As the clock hits 12, marking the end of a decade and the start of a new one, the one thing common to many of our resolutions is more attractive finances and financial independence! What seems like such a daunting task is actually easy to achieve if you follow these 7 steps.
1. Realistically see where you stand
You need to take a good look at your savings, debts, and investments. As stressful as it may be, overcoming denial and setting realistic, attainable goals is a good head-start to attaining financial freedom. We can provide you with a cash flow analysis to see what your current financial situation is.
2. Create a budget and strictly enforce it
This is perhaps the most valuable thing you can do, but you must be realistic. Take into account your total current expenditure, including things like rent, food, utilities, etc.
3. Pay off Debt
Debt can be one of the biggest obstacles in your journey to financial independence, as interest pockets all your money! Be sure to pay off your debts so you can save money which you can later invest.
4. Plan for old-age
Time stops for no one and retirement is inevitable, so start preparing! You need to calculate exactly how much you need to retire and plan accordingly. The most common rule to save for retirement is about 15% of your gross income. This can be done by opening an account today.
5. Organization is Key
Making goals and budgets for yourself is practically worthless if you don’t plan to stick to it. Therefore, good organization is very important in achieving the goals you’ve set out. You can never be too organized, so the more, the better! Be sure to check up on your retirement plan every year and update it as your life events change.

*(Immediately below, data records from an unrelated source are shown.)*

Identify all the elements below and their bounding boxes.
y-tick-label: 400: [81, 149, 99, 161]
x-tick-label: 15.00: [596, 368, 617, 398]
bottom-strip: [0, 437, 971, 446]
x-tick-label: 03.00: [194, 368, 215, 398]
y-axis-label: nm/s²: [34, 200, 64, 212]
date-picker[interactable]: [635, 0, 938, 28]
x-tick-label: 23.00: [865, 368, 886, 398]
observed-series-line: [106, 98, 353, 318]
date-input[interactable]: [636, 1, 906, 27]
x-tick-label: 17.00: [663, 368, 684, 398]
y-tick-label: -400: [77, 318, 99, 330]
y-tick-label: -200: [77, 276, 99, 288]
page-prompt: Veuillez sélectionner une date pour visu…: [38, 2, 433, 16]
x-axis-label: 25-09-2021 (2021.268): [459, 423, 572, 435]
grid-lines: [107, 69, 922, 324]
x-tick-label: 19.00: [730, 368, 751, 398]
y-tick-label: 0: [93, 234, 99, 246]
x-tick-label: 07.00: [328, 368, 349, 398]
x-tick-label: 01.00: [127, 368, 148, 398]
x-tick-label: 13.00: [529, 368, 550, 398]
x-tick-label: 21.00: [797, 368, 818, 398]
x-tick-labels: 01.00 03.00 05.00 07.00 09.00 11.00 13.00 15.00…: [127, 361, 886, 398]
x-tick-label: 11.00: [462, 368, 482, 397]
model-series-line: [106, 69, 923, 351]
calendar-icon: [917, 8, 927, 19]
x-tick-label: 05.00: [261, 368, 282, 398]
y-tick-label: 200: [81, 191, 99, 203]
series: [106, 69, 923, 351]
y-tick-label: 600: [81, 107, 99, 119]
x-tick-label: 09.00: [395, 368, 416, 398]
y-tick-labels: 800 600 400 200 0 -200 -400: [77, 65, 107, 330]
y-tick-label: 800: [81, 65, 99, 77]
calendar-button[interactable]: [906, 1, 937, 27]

6. Create an Emergency Fund
You never know when an emergency might arise and without a good plan, your budget could collapse. Creating an emergency fund will protect you against unforeseen circumstances without sending you into overdrive with panic! For individuals about 6 to 12 months of your current income is recommended and for business owners about 18 months.
7. Evaluate your investment accounts
Already investing? That’s a sign you’re going the right way, however, chances are you are not making the returns you could be, make sure you are aware of how much fees and expenses you are paying. You will need to update your strategy as your risk tolerance changes or communicate with your financial advisor.
The New Year is a great time to do some research into investing, so you maximize returns while taking less risk.
This time of year is beaming with possibilities. What is on your agenda for the New Year? Take into account your financial goals, and use these steps to achieve them!